25 In those circumstances, the application for summary judgment for the rent is granted, the application for summary judgment for the $200,000 is refused and the application for a stay of execution is refused.
LATER
26 It now falls to me to reach decisions as to costs as a matter of principle in relation to this matter. First of all, there was an application last week, which I granted, for a preliminary issue. Applications for orders of that kind raise legitimate case management concerns. This was a case in which, for reasons that Mr Cumming explained at the time, Sprite did not want to do what it could have done without the benefit of a preliminary issues order and simply seek summary judgment. Preliminary issue orders have sometimes led to litigation heading off in the wrong direction and require careful consideration. In those circumstances, I am persuaded it was appropriate for Saudia to air its concerns about such a procedural course with the court. It is fair to say that it did not adopt a neutral position on the issue or, indeed, a position of armed neutrality, but something rather than more than that, but, nonetheless, I am satisfied that that was an application that properly came before the court for case management considerations and I am going to order that the costs of the application be costs in the preliminary issue.

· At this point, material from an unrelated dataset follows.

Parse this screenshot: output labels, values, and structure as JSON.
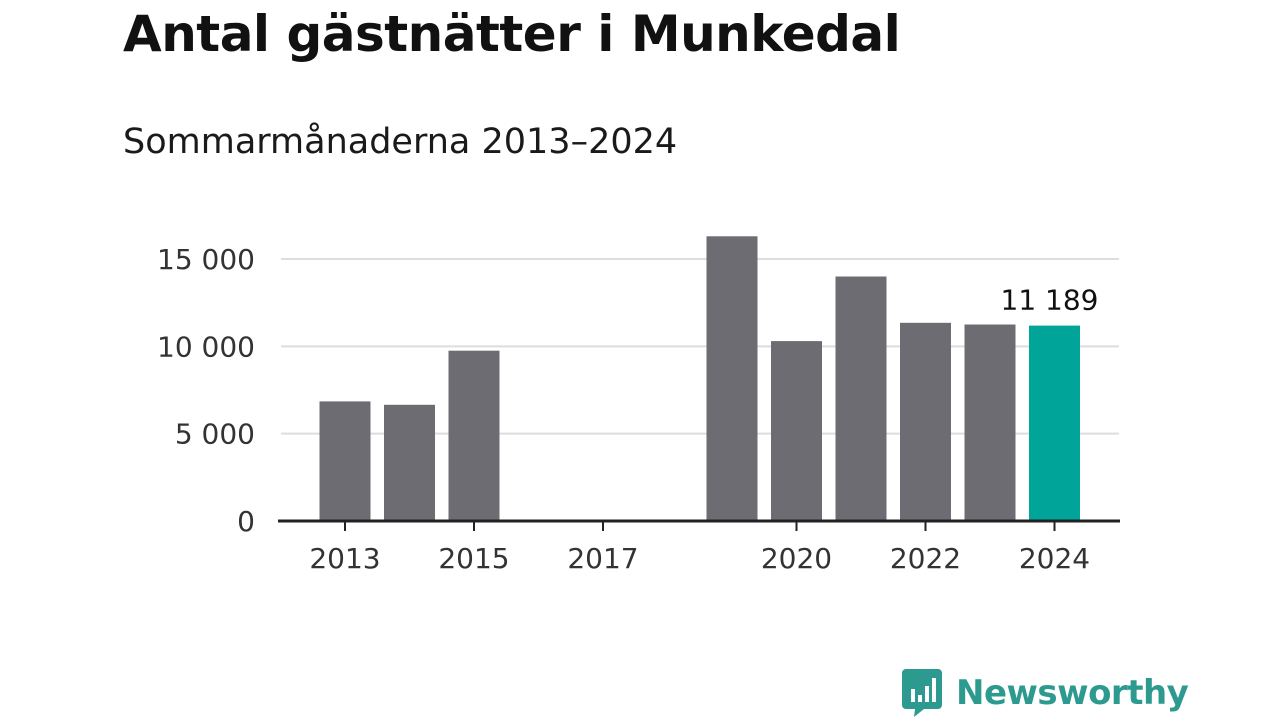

27 In relation to the other matters raised, it seems to me that the case unfortunately was proceeding upon the wrong procedural track when judgment was sought on admissions rather than by way of summary judgment. Whilst, as I have indicated, I am rather sceptical of the suggestion that Saudia was not in a position to deal with the summary judgment on the merits last Friday, the reality is that that issue only arose because it was only in its skeleton argument for that hearing that Sprite shifted its attention from the form of the pleading to the substance of the so-called defence. As I have confirmed in my earlier ruling, I am satisfied that Sprite had at all times known what Saudia was giving as its reason for not paying these amounts its claim.
28 That said, we have reached a hearing today at which Sprite has succeeded in recovering £2.7 million, although it is not succeeded in its application for the $200,000. Between last Friday and today there has been somewhat a flurry of applications with amendments and strike-out applications and so forth. I would observe that, with the great benefit of hindsight, this is a case in which there has been a great deal of thought about procedural matters at the end of this phase of the litigation, and perhaps not quite as much as would have been beneficial at an earlier stage.
29 Taking all of those matters into account, I am satisfied that the appropriate order is that Sprite should get all of its costs of the admission application up to the end of last Friday’s hearing, but that there will be no order as to either party’s costs in the period thereafter.
30 It is conceded that, and realistically had to be, that the costs of the action insofar as the rent claim is concerned should be paid by Saudia to Sprite and I so order.